Dozens of vegetables can be eaten raw. Vegetables for salads, dips, sandwiches, and those juiced are eaten raw most frequently. Although some raw vegetables provide higher nutrients, if you have trouble digesting raw vegetables, stay with those that are cooked. Everyone should avoid eating raw beans, peas, sweet potatoes and other starchy vegetables.
Raw Salad Vegetables
The largest numbers of raw salad vegetables are consumed at lunch and dinner. Home lunch and dinner salads may be selected from raw vegetables like tomatoes, lettuces, cucumber and spring onions, whereas restaurant dinner and lunch salads include those vegetables, along with others such as alfalfa sprouts, bean sprouts, bell pepper, Bermuda onion (sweet red onion), broccoli flowerets, Swiss chard, chives, leeks, mushrooms, parsley and spring onions.

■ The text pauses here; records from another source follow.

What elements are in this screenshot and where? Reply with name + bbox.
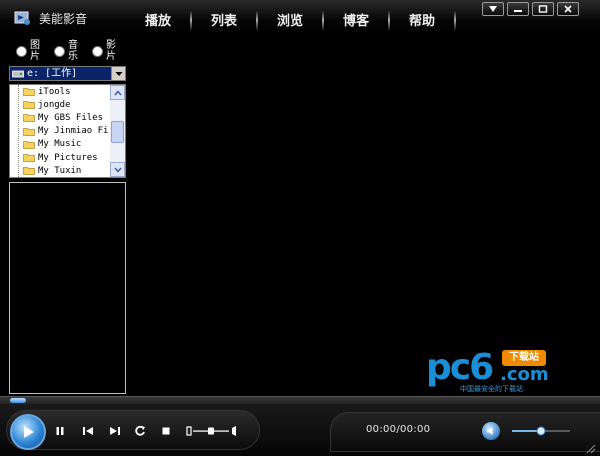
repeat-button[interactable] (133, 424, 147, 438)
next-button[interactable] (108, 424, 122, 438)
radio-pictures[interactable]: 图片 (16, 40, 42, 62)
folder-icon (23, 114, 35, 123)
chevron-down-icon (115, 71, 122, 76)
folder-icon (23, 88, 35, 96)
drive-dropdown-button[interactable] (111, 67, 125, 80)
previous-button[interactable] (81, 424, 95, 438)
skip-previous-icon (83, 427, 93, 435)
media-type-radios: 图片 音乐 影片 (6, 40, 128, 62)
minimize-button[interactable] (507, 2, 529, 16)
close-icon (564, 5, 572, 13)
control-bar: 00:00/00:00 (0, 404, 600, 456)
mute-button[interactable] (482, 422, 500, 440)
scroll-thumb[interactable] (111, 121, 124, 143)
seek-thumb[interactable] (10, 398, 26, 403)
watermark-domain: .com (500, 364, 549, 385)
menu-help[interactable]: 帮助 (390, 0, 454, 38)
skip-next-icon (110, 427, 120, 435)
folder-item[interactable]: jongde (10, 98, 111, 111)
radio-label: 音乐 (68, 40, 78, 62)
resize-grip-icon[interactable] (584, 442, 596, 454)
watermark-logo: pc6 下载站 .com 中国最安全的下载站 (426, 347, 576, 394)
folder-icon (23, 101, 35, 110)
menu-list[interactable]: 列表 (192, 0, 256, 38)
window-menu-button[interactable] (482, 2, 504, 16)
folder-item[interactable]: My Pictures (10, 151, 111, 164)
folder-name: My Pictures (38, 152, 98, 163)
folder-icon (23, 140, 35, 149)
playlist-panel[interactable] (9, 182, 126, 394)
folder-name: iTools (38, 86, 71, 97)
watermark-tagline: 中国最安全的下载站 (460, 385, 523, 393)
left-panel: 图片 音乐 影片 e: [工作] iTools jongde My GBS File… (6, 38, 128, 396)
folder-name: My Tuxin (38, 165, 82, 176)
app-title: 美能影音 (39, 12, 88, 26)
pause-icon (56, 427, 64, 435)
menu-blog[interactable]: 博客 (324, 0, 388, 38)
folder-item[interactable]: iTools (10, 85, 111, 98)
radio-movies[interactable]: 影片 (92, 40, 118, 62)
radio-label: 图片 (30, 40, 40, 62)
radio-label: 影片 (106, 40, 116, 62)
folder-item[interactable]: My Music (10, 138, 111, 151)
dropdown-icon (489, 6, 497, 12)
play-icon (24, 426, 34, 438)
chevron-down-icon (113, 167, 122, 173)
play-button[interactable] (10, 414, 46, 450)
stop-icon (162, 427, 170, 435)
maximize-icon (538, 5, 548, 13)
radio-music[interactable]: 音乐 (54, 40, 80, 62)
close-button[interactable] (557, 2, 579, 16)
video-area[interactable]: pc6 下载站 .com 中国最安全的下载站 (130, 38, 598, 396)
drive-select[interactable]: e: [工作] (9, 66, 126, 81)
minimize-icon (514, 10, 522, 12)
app-icon (14, 11, 30, 25)
time-display: 00:00/00:00 (366, 424, 431, 435)
main-menu: 播放 列表 浏览 博客 帮助 (126, 0, 456, 38)
drive-icon (12, 70, 24, 77)
folder-name: My GBS Files (38, 112, 104, 123)
stop-button[interactable] (159, 424, 173, 438)
folder-name: My Music (38, 139, 82, 150)
balance-slider[interactable] (186, 424, 238, 438)
folder-list: iTools jongde My GBS Files My Jinmiao Fi My … (10, 85, 111, 177)
refresh-icon (135, 425, 145, 436)
volume-slider[interactable] (512, 426, 570, 436)
speaker-icon (487, 427, 493, 435)
menu-separator (454, 10, 456, 30)
folder-item[interactable]: My Tuxin (10, 164, 111, 177)
title-bar: 美能影音 播放 列表 浏览 博客 帮助 (0, 0, 600, 38)
drive-select-label: e: [工作] (27, 68, 78, 79)
window-controls (482, 2, 579, 16)
folder-icon (23, 127, 35, 136)
folder-tree: iTools jongde My GBS Files My Jinmiao Fi My … (9, 84, 126, 178)
chevron-up-icon (113, 89, 122, 95)
radio-button[interactable] (54, 45, 65, 57)
folder-item[interactable]: My GBS Files (10, 111, 111, 124)
maximize-button[interactable] (532, 2, 554, 16)
radio-button[interactable] (92, 45, 103, 57)
menu-browse[interactable]: 浏览 (258, 0, 322, 38)
pause-button[interactable] (53, 424, 67, 438)
scroll-down-button[interactable] (110, 162, 125, 177)
folder-item[interactable]: My Jinmiao Fi (10, 125, 111, 138)
watermark-brand: pc6 (426, 347, 494, 388)
folder-name: My Jinmiao Fi (38, 126, 109, 137)
drive-select-value: e: [工作] (10, 67, 111, 80)
folder-name: jongde (38, 99, 71, 110)
scroll-up-button[interactable] (110, 85, 125, 100)
seek-bar[interactable] (0, 396, 600, 404)
folder-scrollbar[interactable] (110, 85, 125, 177)
radio-button[interactable] (16, 45, 27, 57)
folder-icon (23, 154, 35, 162)
menu-play[interactable]: 播放 (126, 0, 190, 38)
folder-icon (23, 167, 35, 176)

A good way to know what raw vegetables to add to your diet is to visit a soup and salad restaurant or a South America steakhouse. Both restaurant types are a raw vegetable lover's paradise. Soup and salad restaurants usually offer a larger selection of raw veggies than restaurants where the entrée is the main focus. Soup and salad restaurants may add radishes, shredded carrots and cabbage, spinach and zucchini to the traditional salad vegetable list.

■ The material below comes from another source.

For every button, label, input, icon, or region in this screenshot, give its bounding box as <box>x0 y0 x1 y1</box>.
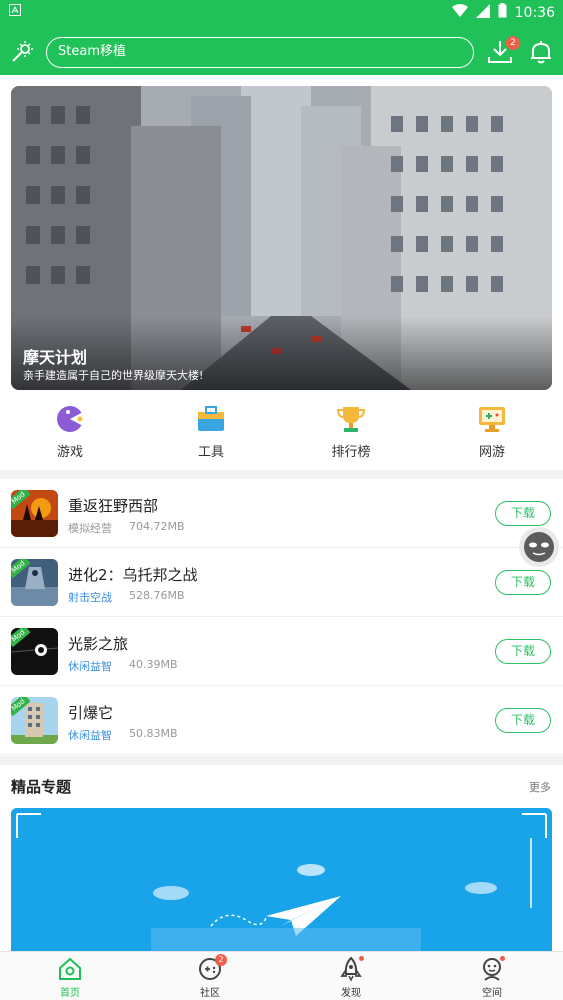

The South America steakhouses that have sprang up across the U.S. in the past decade offer, in addition to all the customary raw vegetables, arrays of kohlrabi, pea shoots, radicchio, Salad Burnet (edible leaves that smell and taste like cucumber), rutabaga, scallions, shallots and mangetout, spread over large three and four-tiered tables.
Raw Vegetables and Dips
Today's party and snack tables have either eliminated the heaping bowls of crisps and other dipping chips or include trays of bite-sized raw vegetables alongside them. Broccoli, celery stalks, baby carrots, cauliflower, eggplant and zucchini stalks, red and yellow peppers, yellow squash and radishes are among those used to scoop up dips. Some dips themselves (guacamole, salsa, pico de gallo) are made of raw vegetables.
Raw Sandwich Vegetables
Many cooked meat sandwiches wouldn't hold up to a taste test without the addition of raw vegetables. Think of a hamburger without lettuce, onions and sliced tomatoes. Nothing wakes up a chilli dog like chopped onion, or can give a baked potato pizazz like chives. Coleslaw made from shredded cabbage or shredded broccoli stalks complements barbecue, fried chicken and fried seafood dinners. Alfalfa and bean sprouts add that needed crunch to chicken and tuna salad sandwiches.
Raw Vegetable Juices
Health juices and cocktails made from raw vegetable and fruit juices are becoming increasingly popular. Raw vegetable juice concoctions are not only made at home, but in juice bars that have sprouted up in grocery stores, shopping malls and other high-foot-traffic areas. Beets, beet greens, celery, celery root, chicory, watercress and dandelion greens are among some of the most popular juiced raw vegetables. Others include escarole, kale, parsnips, rhubarb, tomatoes, carrots and broccoli greens.